Discussion and planning

On Friday last week I attended a seminar about doing ethnographic research and heard a very interesting presentation on doing fieldwork in a remote community in PNG (Papua New Guinea). Working in Development Studies, the researcher was exploring environmental risk, and talking to people about the way their lives had been impacted by a large mine operating near their village lands.

I asked him about how he had explained his work and purpose. What did they understand he was doing there?

In response, he said that there was quite a long history of researchers coming to these small remote villages, usually connected to the mining companies or development organisations. Therefore, the villagers were “used to” research, and familiar with research processes, so they were unfazed by his presence or by the research interview process.

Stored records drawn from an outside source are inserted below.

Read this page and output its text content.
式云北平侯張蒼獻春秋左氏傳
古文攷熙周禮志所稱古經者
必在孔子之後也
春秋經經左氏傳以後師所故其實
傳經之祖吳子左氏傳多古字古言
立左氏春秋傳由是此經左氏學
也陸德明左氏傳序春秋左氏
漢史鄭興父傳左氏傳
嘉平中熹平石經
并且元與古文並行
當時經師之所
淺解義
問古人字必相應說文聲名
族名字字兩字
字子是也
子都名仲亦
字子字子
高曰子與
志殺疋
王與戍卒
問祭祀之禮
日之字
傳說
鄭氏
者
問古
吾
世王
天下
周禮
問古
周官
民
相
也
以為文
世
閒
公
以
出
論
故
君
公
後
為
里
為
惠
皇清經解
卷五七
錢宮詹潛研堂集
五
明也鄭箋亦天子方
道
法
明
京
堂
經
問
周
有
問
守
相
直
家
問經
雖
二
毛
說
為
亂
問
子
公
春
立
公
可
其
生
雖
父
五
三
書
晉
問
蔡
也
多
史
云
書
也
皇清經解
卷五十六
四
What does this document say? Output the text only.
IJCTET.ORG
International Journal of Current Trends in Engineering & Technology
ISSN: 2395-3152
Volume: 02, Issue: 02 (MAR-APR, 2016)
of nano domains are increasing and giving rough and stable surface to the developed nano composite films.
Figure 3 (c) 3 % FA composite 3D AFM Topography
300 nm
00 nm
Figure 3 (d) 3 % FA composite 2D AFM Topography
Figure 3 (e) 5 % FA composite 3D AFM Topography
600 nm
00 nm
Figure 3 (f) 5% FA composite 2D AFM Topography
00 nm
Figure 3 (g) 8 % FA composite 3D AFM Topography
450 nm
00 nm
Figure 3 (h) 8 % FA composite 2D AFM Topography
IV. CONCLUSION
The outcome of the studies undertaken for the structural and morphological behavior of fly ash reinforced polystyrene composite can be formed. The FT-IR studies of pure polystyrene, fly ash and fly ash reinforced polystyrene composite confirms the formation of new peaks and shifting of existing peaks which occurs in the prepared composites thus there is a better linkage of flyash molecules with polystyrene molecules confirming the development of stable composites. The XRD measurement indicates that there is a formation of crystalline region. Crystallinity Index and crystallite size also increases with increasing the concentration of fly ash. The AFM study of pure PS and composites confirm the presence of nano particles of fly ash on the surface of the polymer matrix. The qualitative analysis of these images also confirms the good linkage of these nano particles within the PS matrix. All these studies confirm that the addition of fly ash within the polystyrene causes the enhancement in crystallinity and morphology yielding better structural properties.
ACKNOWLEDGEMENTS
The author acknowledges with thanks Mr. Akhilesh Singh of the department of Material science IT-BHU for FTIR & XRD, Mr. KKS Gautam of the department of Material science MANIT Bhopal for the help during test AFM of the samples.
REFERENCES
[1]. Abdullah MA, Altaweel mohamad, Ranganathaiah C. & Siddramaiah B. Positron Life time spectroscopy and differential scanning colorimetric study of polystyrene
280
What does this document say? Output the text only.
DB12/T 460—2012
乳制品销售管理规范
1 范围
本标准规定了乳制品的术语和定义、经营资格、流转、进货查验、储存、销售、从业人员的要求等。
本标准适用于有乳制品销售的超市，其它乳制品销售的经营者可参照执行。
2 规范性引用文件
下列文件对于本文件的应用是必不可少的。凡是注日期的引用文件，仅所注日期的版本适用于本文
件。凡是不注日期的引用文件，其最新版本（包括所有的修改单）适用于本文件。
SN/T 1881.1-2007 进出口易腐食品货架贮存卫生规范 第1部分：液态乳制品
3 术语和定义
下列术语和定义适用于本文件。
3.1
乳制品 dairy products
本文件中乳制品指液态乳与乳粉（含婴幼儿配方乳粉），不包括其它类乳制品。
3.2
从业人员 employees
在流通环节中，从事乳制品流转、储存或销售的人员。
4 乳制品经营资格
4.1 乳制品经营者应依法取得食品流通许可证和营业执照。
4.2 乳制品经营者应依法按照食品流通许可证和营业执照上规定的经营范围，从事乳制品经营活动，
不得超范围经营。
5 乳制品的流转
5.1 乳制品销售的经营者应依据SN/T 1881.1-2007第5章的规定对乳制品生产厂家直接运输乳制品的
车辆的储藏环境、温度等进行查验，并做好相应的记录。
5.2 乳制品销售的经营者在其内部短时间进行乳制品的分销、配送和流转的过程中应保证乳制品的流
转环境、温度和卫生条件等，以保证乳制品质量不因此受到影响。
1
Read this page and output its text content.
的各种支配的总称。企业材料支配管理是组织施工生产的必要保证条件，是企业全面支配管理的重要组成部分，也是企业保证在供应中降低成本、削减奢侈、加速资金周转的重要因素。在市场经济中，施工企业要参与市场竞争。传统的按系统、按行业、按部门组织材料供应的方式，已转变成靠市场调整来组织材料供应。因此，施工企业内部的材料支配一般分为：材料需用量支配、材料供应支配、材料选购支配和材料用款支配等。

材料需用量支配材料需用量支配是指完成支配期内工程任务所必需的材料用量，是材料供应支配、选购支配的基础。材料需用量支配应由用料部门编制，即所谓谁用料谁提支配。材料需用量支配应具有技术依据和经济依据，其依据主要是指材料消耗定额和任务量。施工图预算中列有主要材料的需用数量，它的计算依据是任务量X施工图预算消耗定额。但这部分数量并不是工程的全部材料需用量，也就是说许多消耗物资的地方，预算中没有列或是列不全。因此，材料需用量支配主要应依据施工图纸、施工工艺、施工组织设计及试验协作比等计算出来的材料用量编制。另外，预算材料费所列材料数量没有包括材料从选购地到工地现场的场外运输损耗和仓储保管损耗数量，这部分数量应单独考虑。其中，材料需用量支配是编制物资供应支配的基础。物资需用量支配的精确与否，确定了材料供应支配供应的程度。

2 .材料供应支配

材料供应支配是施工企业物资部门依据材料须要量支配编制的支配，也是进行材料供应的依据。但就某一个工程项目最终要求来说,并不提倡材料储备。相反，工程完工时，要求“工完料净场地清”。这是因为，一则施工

Later, he mentioned that when he was preparing to leave the village at the end of his 3-week fieldwork visit, people began to ask him when he was coming back. It became quite a heated conversation, he said, that took awhile to resolve. He was a self-funding Masters student, and with his fieldwork completed, there was not necessarily any need for him to come back, so he hadn’t made a plan for this.

But if the villagers had a concept of research formed by their prior experiences, where ‘researchers’ generally came to do an assessment or evaluation of some kind, that would be followed up by some kind of material change, it’s not surprising that they associated research with follow-up visits, and tangible outcomes of some kind. In other words, “research” was conceptualised as ‘questions followed by action and outcome’.  What should the researcher have done when this expectation revealed itself?

These questions are of particular interest to me at the moment, as I am preparing to return to Timor-Leste to undertake fieldwork for my PhD. TImor-Leste is a very poor country, where many people live traditional village lifestyles (or are strongly influenced by these traditions) and access to formal education for many people has been extremely limited. I can see that it’s critically important that I am able to communicate what I am researching, why I am doing it, and how I will do it (through interviews and asking about people’s experiences, opinions, and memories) in ways that make sense to the people who I am inviting to participate. It’s also important that I ensure I give back as well as ask for things, in order to acknowledge and reciprocate the time, knowledge, and energy given to me in interviews. I need to do this in some way that is of relevance and value to the research participants.

This has also been pointed out to me by contacts in Timor-Leste. “We are happy to help you, but we ask all visiting researchers to contribute to our learning environment in some way, with seminars, workshops or trainings”, said one contact in a university. Another, from an arts organisation, was even more direct:

“We have had a few ‘PhD students’ in the past who fly in, ask lots of questions, don’t give anything back (skills, shared experiences etc) and then fly out again… with us (who are very much in need of skills sharing/exposure to international music/arts/whatever) left feeling a little ripped off. Know what I mean?”

I am therefore planning and imagining reciprocal offerings that I can make to the communities where I conduct interviews, and plan to talk about and agree on these early in the negotiations. My research concerns music learning and participation, and my research interviewees are for the most part people with a strong interest in music. I am therefore hoping to share my skills as a music leader with them and their communities by leading workshops or projects, so that the research visit becomes more of a cultural and knowledge exchange, rather than something more one-sided. Reciprocity is a core cultural value in traditional Timorese society, but it also just makes sense as the right way to honour the effort that someone is giving you and giving value in real-world (their world) terms.